La troposphère tropicale est en même temps le siège de perturbations plus ou moins régulières, associées à des ondulations du champ de vent. Ces perturbations régulières se déplaçant d’est en ouest, sont observées en Afrique mais aussi au dessus de l’Atlantique et du Pacifique. Elles sont communément appelées ondes d’est. Burpee (1976) et Reed et al. (1977) ont déduit d’une analyse composite, 8 étapes dont chacune représente une certaine catégorie correspondant aux variations du champ de vent (figure 1.3). La catégorie 3 correspond à l’axe du thalweg mobile de l’onde à 700 hPa alors que la catégorie 7 correspond à l’axe de l’onde appelée dorsale. Deux types d’ondes sont ainsi connus : les ondes d’est de périodes 3-5 jours (Reed et al. 1977) et les ondes 6-9 jours (de Félice et al. 1990 ; Diédhiou et al. 1999) qui modulent à la fois la convection et les précipitations.

Les ondes de 3-5 jours sont actives entre Juin et Octobre et participent à la génération des cyclones sur l’Atlantique (Avila and Clark 1988). Elles transportent également les amas convectifs en Afrique de l’Ouest initiant ainsi un environnement favorable à l’apparition et au développement de lignes de grains (Chen and Ogura, 1982). Carlson (1969b) à partir d’images satellites, de radiosondages, et de cartes analysées, fut le premier à effectuer une étude détaillée des ondes d’Est Africaines sur une large zone variant de 25°W à 25°E, durant 3 mois et demi de l’année 1968. Il estime leur longueur d’onde à 2100 km et situe une zone de forte activité entre 10°W et 20°W. Il situe leur origine à l’Est de la zone d’étude et leur propagation est plus rapide au Sud qu’au Nord.

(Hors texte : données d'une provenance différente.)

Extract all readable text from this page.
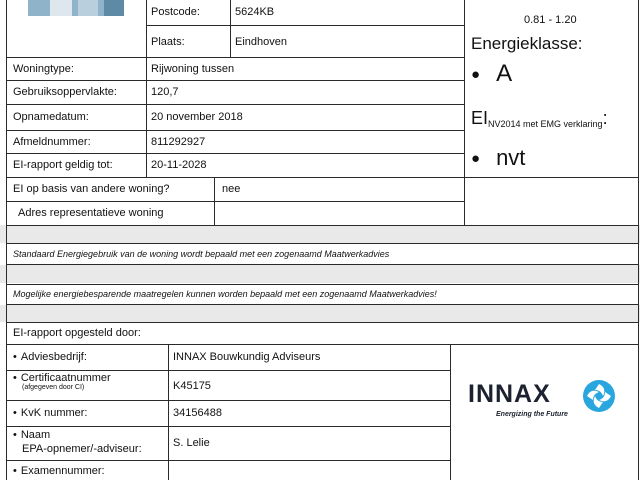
Postcode:	5624KB
Plaats:	Eindhoven
Woningtype:	Rijwoning tussen
Gebruiksoppervlakte:	120,7
Opnamedatum:	20 november 2018
Afmeldnummer:	811292927
EI-rapport geldig tot:	20-11-2028
EI op basis van andere woning?	nee
Adres representatieve woning
0.81 - 1.20
Energieklasse:
● A
$EI_{NV2014 met EMG verklaring}$:
● nvt
Standaard Energiegebruik van de woning wordt bepaald met een zogenaamd Maatwerkadvies
Mogelijke energiebesparende maatregelen kunnen worden bepaald met een zogenaamd Maatwerkadvies!
EI-rapport opgesteld door:
• Adviesbedrijf:	INNAX Bouwkundig Adviseurs
• Certificaatnummer
(afgegeven door CI)	K45175
• KvK nummer:	34156488
• Naam
EPA-opnemer/-adviseur:	S. Lelie
• Examennummer:
INNAX
Energizing the Future
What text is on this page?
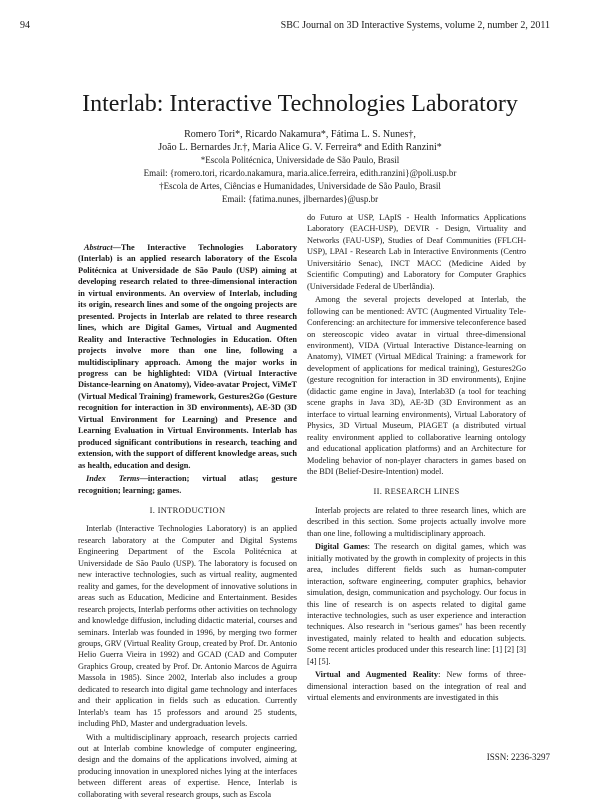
94	SBC Journal on 3D Interactive Systems, volume 2, number 2, 2011
Interlab: Interactive Technologies Laboratory
Romero Tori*, Ricardo Nakamura*, Fátima L. S. Nunes†,
João L. Bernardes Jr.†, Maria Alice G. V. Ferreira* and Edith Ranzini*
*Escola Politécnica, Universidade de São Paulo, Brasil
Email: {romero.tori, ricardo.nakamura, maria.alice.ferreira, edith.ranzini}@poli.usp.br
†Escola de Artes, Ciências e Humanidades, Universidade de São Paulo, Brasil
Email: {fatima.nunes, jlbernardes}@usp.br

Abstract—The Interactive Technologies Laboratory (Interlab) is an applied research laboratory of the Escola Politécnica at Universidade de São Paulo (USP) aiming at developing research related to three-dimensional interaction in virtual environments. An overview of Interlab, including its origin, research lines and some of the ongoing projects are presented. Projects in Interlab are related to three research lines, which are Digital Games, Virtual and Augmented Reality and Interactive Technologies in Education. Often projects involve more than one line, following a multidisciplinary approach. Among the major works in progress can be highlighted: VIDA (Virtual Interactive Distance-learning on Anatomy), Video-avatar Project, ViMeT (Virtual Medical Training) framework, Gestures2Go (Gesture recognition for interaction in 3D environments), AE-3D (3D Virtual Environment for Learning) and Presence and Learning Evaluation in Virtual Environments. Interlab has produced significant contributions in research, teaching and extension, with the support of different knowledge areas, such as health, education and design.

Index Terms—interaction; virtual atlas; gesture recognition; learning; games.

I. INTRODUCTION

Interlab (Interactive Technologies Laboratory) is an applied research laboratory at the Computer and Digital Systems Engineering Department of the Escola Politécnica at Universidade de São Paulo (USP). The laboratory is focused on new interactive technologies, such as virtual reality, augmented reality and games, for the development of innovative solutions in areas such as Education, Medicine and Entertainment. Besides research projects, Interlab performs other activities on technology and knowledge diffusion, including didactic material, courses and seminars. Interlab was founded in 1996, by merging two former groups, GRV (Virtual Reality Group, created by Prof. Dr. Antonio Helio Guerra Vieira in 1992) and GCAD (CAD and Computer Graphics Group, created by Prof. Dr. Antonio Marcos de Aguirra Massola in 1985). Since 2002, Interlab also includes a group dedicated to research into digital game technology and interfaces and their application in fields such as education. Currently Interlab's team has 15 professors and around 25 students, including PhD, Master and undergraduation levels.

With a multidisciplinary approach, research projects carried out at Interlab combine knowledge of computer engineering, design and the domains of the applications involved, aiming at producing innovation in unexplored niches lying at the interfaces between different areas of expertise. Hence, Interlab is collaborating with several research groups, such as Escola

do Futuro at USP, LApIS - Health Informatics Applications Laboratory (EACH-USP), DEVIR - Design, Virtuality and Networks (FAU-USP), Studies of Deaf Communities (FFLCH-USP), LPAI - Research Lab in Interactive Environments (Centro Universitário Senac), INCT MACC (Medicine Aided by Scientific Computing) and Laboratory for Computer Graphics (Universidade Federal de Uberlândia).

Among the several projects developed at Interlab, the following can be mentioned: AVTC (Augmented Virtuality Tele-Conferencing: an architecture for immersive teleconference based on stereoscopic video avatar in virtual three-dimensional environment), VIDA (Virtual Interactive Distance-learning on Anatomy), VIMET (Virtual MEdical Training: a framework for development of applications for medical training), Gestures2Go (gesture recognition for interaction in 3D environments), Enjine (didactic game engine in Java), Interlab3D (a tool for teaching scene graphs in Java 3D), AE-3D (3D Environment as an interface to virtual learning environments), Virtual Laboratory of Physics, 3D Virtual Museum, PIAGET (a distributed virtual reality environment applied to collaborative learning ontology and educational application platforms) and an Architecture for Modeling behavior of non-player characters in games based on the BDI (Belief-Desire-Intention) model.

II. RESEARCH LINES

Interlab projects are related to three research lines, which are described in this section. Some projects actually involve more than one line, following a multidisciplinary approach.

Digital Games: The research on digital games, which was initially motivated by the growth in complexity of projects in this area, includes different fields such as human-computer interaction, software engineering, computer graphics, behavior simulation, design, communication and psychology. Our focus in this line of research is on aspects related to digital game interactive technologies, such as user experience and interaction techniques. Also research in "serious games" has been recently investigated, mainly related to health and education subjects. Some recent articles produced under this research line: [1] [2] [3] [4] [5].

Virtual and Augmented Reality: New forms of three-dimensional interaction based on the integration of real and virtual elements and environments are investigated in this

ISSN: 2236-3297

Riehl (1948), Yanai et Murakami (1970) ont identifié des ondes d’Est se propageant avec des périodes d’environ une semaine. Ces ondes de 7 jours ont été également observées par Gruber (1975) utilisant les données quotidiennes du vent à 200 hPa en région tropicale durant les étés 1970 et 1971. Viltard et de Félice (1979), en faisant une étude statistique du vent avec les données de l’expérience GATE sur des stations d’Afrique de l’Ouest, ont trouvé un pic d’énergie spectrale dans la bande de période 6-9 jours sur des stations localisées autour de 15°N (Dakar, Bamako, Ouagadougou). Cadet et Houston (1984) et Cadet et Nnoli (1987) ont utilisé les champs de vent du CEPMMT et des données d’humidité spécifique dérivant du sondage de la vapeur d’eau par le satellite TIROS/NOAA, pour calculer l’eau précipitable quotidienne et étudier l’apport de vapeur d’eau sur l’Atlantique tropical et l’Afrique de l’Ouest durant l’été 1979. L’analyse spectrale de ces quantités montre deux pics d’énergie côte à côte, celui de la bande 6-9 jours et celui de la bande 3-5 jours.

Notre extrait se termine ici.